Pace: No plans to attack Iran
He also said the U.S. military is not taking any steps to invade Iran, saying, “there is a lot more to be done before we consider military action.”
Asked whether the United States will do more to help Turkey fight the PKK, a terrorist organization that has long been a problem here, particularly along the border with Iraq, Pace said the government in Iraq must be stabilized before anything can be done.
Guerrillas of the Kurdistan Workers Party, or PKK, have recently escalated their attacks in the region. A bomb set off by a suspected Kurdish suicide bomber earlier this month killed two people and injured 19 in Turkey’s Kurdish-dominated southeast.
PKK terrorists also operate within Iraq’s borders, and he said the United States and other countries are working to help Turkey, but he would not go into details.
“Any attacks against the PKK in Iraq are going to have to wait until the security situation in Iraq is more stable,” Pace said.
During the interview, Pace also addressed a recent movie that has been very popular in Turkey, which shows American soldiers in Iraq crashing a wedding, pumping a little boy full of lead in front of his mother, and randomly gunning down dozens of people.
“Valley of the Wolves: Iraq,” also reportedly fuels anti-Americanism by showing Turkish troops defeating American troops.
“It’s pure fiction,” Pace said. “We’re friends. Any movie ... that would try to paint a different picture in a way that would harm the relations between our two countries is unfortunate.”
Call for greater intelligence sharing
In an interview with The Associated Press Thursday, Pace said the United States and other countries must do a better job of sharing intelligence to be more effective in the campaign against terrorism.

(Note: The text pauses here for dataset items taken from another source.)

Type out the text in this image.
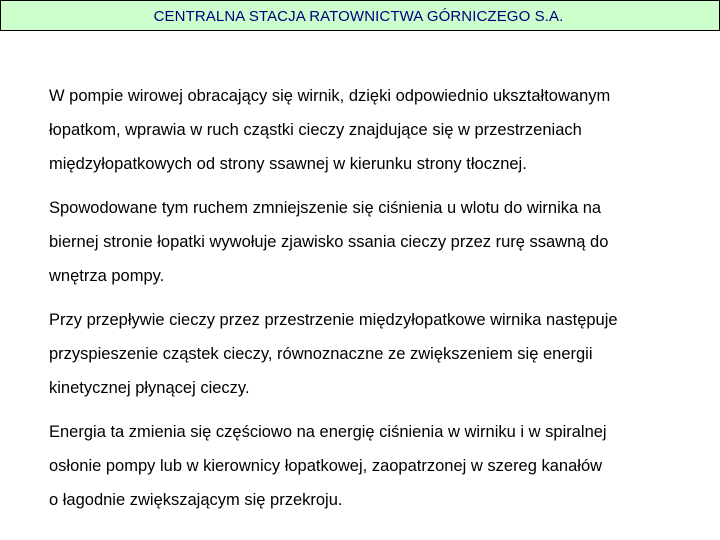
CENTRALNA STACJA RATOWNICTWA GÓRNICZEGO S.A.

W pompie wirowej obracający się wirnik, dzięki odpowiednio ukształtowanym
łopatkom, wprawia w ruch cząstki cieczy znajdujące się w przestrzeniach
międzyłopatkowych od strony ssawnej w kierunku strony tłocznej.

Spowodowane tym ruchem zmniejszenie się ciśnienia u wlotu do wirnika na
biernej stronie łopatki wywołuje zjawisko ssania cieczy przez rurę ssawną do
wnętrza pompy.

Przy przepływie cieczy przez przestrzenie międzyłopatkowe wirnika następuje
przyspieszenie cząstek cieczy, równoznaczne ze zwiększeniem się energii
kinetycznej płynącej cieczy.

Energia ta zmienia się częściowo na energię ciśnienia w wirniku i w spiralnej
osłonie pompy lub w kierownicy łopatkowej, zaopatrzonej w szereg kanałów
o łagodnie zwiększającym się przekroju.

“They are certainly trying to come to grips with how much intelligence they can share,” Pace said Thursday in an interview aboard a plane flying from Saudi Arabia to Turkey. “Each country has its own way of collecting data and they need to protect how they do that. But the data they collect can be very important to other countries.”
On the eve of counterterrorism meetings in Ankara, Pace said the two-day session will let officials trade information about how individual countries are dealing with terrorism. That should give others ideas on what works and what doesn’t, he said.

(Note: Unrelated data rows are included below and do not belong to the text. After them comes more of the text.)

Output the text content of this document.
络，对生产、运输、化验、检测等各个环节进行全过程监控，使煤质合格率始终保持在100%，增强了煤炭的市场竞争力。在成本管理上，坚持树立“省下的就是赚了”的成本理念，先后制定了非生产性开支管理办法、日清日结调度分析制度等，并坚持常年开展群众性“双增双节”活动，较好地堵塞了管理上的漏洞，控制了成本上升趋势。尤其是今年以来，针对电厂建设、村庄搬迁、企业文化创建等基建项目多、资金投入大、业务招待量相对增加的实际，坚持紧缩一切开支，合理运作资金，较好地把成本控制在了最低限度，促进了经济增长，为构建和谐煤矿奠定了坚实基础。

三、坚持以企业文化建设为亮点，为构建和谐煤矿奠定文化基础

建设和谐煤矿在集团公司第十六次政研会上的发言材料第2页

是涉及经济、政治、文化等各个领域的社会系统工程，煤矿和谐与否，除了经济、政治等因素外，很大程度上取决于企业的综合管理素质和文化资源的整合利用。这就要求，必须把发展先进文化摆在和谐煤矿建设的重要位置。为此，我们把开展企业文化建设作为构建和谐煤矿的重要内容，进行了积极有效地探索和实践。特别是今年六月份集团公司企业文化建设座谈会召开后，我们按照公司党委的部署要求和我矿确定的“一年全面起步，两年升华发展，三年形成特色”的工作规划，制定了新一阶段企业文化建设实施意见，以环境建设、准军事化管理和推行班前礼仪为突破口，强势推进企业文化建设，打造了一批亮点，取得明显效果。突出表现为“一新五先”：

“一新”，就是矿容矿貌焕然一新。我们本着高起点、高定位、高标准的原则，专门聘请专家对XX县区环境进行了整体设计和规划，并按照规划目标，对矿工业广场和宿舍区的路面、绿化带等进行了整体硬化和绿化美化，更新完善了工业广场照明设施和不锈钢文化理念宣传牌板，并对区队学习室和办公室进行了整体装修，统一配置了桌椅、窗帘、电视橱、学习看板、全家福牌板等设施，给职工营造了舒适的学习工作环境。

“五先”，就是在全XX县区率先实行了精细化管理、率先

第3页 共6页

Pace said Saudi Arabia has been successful lately tracking down an al-Qaida cell. Countries are trying to figure out how much intelligence can be shared, and how quickly, he said.
The Saudis, he said, have probably used “some techniques and procedures that will be helpful to other countries.”
He noted that much of the discussions on intelligence sharing, among a host of high-raking officials from countries around the region, will be done in small groups and not publicly shared.
The sessions Friday featured officials from countries that are battling terrorism, including Afghanistan and Turkey. Pace said countries that don’t feel threatened by terror will have different views than those that do.